Zerebrale Warfarin-induzierte Blutung

Kann eine orale Antikoagulation bei Vorhofflimmern wieder begonnen werden?


Prof. Dr. Hans-Christoph Diener, Essen

Bei Patienten mit Vorhofflimmern, die eine Basalganglienblutung erlitten haben, und hohem Risiko für einen ischämischen Insult kann erwogen werden, nach einem Sicherheitsabstand von 10 Wochen, eine orale Antikoagulation erneut durchzuführen.
Mit einem Kommentar von Prof. Dr. Hans-Christoph Diener

Ein bis zwei Prozent aller Patienten, die mit Warfarin (Coumadin®) oder Phenprocoumon (Marcumar®) oral antikoaguliert werden, erleiden pro Jahr eine intrazerebrale Blutung.

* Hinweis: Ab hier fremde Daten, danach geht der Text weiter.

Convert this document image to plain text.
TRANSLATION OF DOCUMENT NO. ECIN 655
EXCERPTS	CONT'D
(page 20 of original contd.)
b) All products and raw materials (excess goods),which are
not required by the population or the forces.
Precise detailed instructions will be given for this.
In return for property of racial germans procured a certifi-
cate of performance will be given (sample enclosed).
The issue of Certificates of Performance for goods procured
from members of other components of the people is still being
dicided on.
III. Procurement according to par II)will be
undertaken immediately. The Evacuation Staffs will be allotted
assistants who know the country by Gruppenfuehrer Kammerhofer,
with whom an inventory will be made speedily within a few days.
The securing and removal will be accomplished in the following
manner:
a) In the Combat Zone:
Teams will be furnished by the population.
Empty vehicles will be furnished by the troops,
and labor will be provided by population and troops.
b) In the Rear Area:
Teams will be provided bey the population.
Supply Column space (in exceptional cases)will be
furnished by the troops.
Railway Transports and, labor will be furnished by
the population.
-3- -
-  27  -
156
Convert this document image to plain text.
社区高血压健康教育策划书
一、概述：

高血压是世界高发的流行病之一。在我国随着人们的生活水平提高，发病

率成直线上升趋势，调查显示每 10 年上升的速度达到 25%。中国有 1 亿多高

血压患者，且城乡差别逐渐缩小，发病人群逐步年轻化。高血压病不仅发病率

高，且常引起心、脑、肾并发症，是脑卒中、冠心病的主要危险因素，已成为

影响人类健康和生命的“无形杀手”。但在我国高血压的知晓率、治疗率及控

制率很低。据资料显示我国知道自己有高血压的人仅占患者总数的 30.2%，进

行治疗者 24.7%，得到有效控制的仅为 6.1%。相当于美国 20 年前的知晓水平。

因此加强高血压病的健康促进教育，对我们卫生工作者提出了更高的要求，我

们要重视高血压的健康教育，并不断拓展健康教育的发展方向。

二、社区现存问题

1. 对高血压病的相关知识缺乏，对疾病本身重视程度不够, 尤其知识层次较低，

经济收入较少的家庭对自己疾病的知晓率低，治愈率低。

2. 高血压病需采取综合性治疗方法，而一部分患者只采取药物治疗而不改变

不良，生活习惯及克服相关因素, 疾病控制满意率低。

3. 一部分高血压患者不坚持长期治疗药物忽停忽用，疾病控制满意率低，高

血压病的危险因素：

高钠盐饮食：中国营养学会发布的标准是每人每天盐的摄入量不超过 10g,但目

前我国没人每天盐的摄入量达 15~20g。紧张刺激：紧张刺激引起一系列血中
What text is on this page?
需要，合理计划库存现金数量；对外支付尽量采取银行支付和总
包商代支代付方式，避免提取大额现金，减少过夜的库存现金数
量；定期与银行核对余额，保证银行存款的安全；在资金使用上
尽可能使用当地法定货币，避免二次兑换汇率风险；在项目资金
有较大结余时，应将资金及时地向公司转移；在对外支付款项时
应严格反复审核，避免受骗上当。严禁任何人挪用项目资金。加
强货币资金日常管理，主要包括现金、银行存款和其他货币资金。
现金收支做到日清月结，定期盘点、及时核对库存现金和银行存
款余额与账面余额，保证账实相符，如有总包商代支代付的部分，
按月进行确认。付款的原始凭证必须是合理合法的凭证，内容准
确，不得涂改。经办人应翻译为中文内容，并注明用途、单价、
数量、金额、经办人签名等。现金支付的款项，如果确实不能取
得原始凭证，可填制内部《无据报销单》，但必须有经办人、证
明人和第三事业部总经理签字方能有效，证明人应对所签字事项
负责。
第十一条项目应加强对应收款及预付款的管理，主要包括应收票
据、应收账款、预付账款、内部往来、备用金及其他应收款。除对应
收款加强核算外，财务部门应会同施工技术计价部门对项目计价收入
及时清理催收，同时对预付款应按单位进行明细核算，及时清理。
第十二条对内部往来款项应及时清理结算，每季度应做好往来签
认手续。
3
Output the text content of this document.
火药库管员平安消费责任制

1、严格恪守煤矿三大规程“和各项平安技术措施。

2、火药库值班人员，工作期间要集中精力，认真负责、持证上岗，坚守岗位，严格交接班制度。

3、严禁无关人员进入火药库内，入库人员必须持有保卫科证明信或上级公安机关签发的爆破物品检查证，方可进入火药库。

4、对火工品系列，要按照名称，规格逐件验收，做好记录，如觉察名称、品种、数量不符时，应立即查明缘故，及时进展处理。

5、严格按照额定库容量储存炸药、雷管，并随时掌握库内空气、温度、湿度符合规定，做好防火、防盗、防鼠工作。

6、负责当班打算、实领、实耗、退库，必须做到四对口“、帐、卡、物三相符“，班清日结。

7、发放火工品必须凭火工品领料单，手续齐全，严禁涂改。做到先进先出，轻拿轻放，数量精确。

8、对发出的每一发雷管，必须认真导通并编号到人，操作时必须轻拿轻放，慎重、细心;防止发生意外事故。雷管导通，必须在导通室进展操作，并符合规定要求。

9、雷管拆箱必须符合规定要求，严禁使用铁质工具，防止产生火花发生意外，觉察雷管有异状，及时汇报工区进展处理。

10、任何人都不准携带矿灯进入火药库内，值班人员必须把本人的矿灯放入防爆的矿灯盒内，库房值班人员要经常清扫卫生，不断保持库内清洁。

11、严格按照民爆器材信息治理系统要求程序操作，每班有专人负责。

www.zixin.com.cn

Die Sterblichkeit dieser Blutungen liegt zwischen 40 und 50%. Nach einer solchen Blutung besteht das Dilemma, dass ohne eine orale Antikoagulation häufig ein hohes Risiko für einen ischämischen Insult und bei erneuter Antikoagulation das Risiko einer weiteren intrazerebralen Blutung vorliegt.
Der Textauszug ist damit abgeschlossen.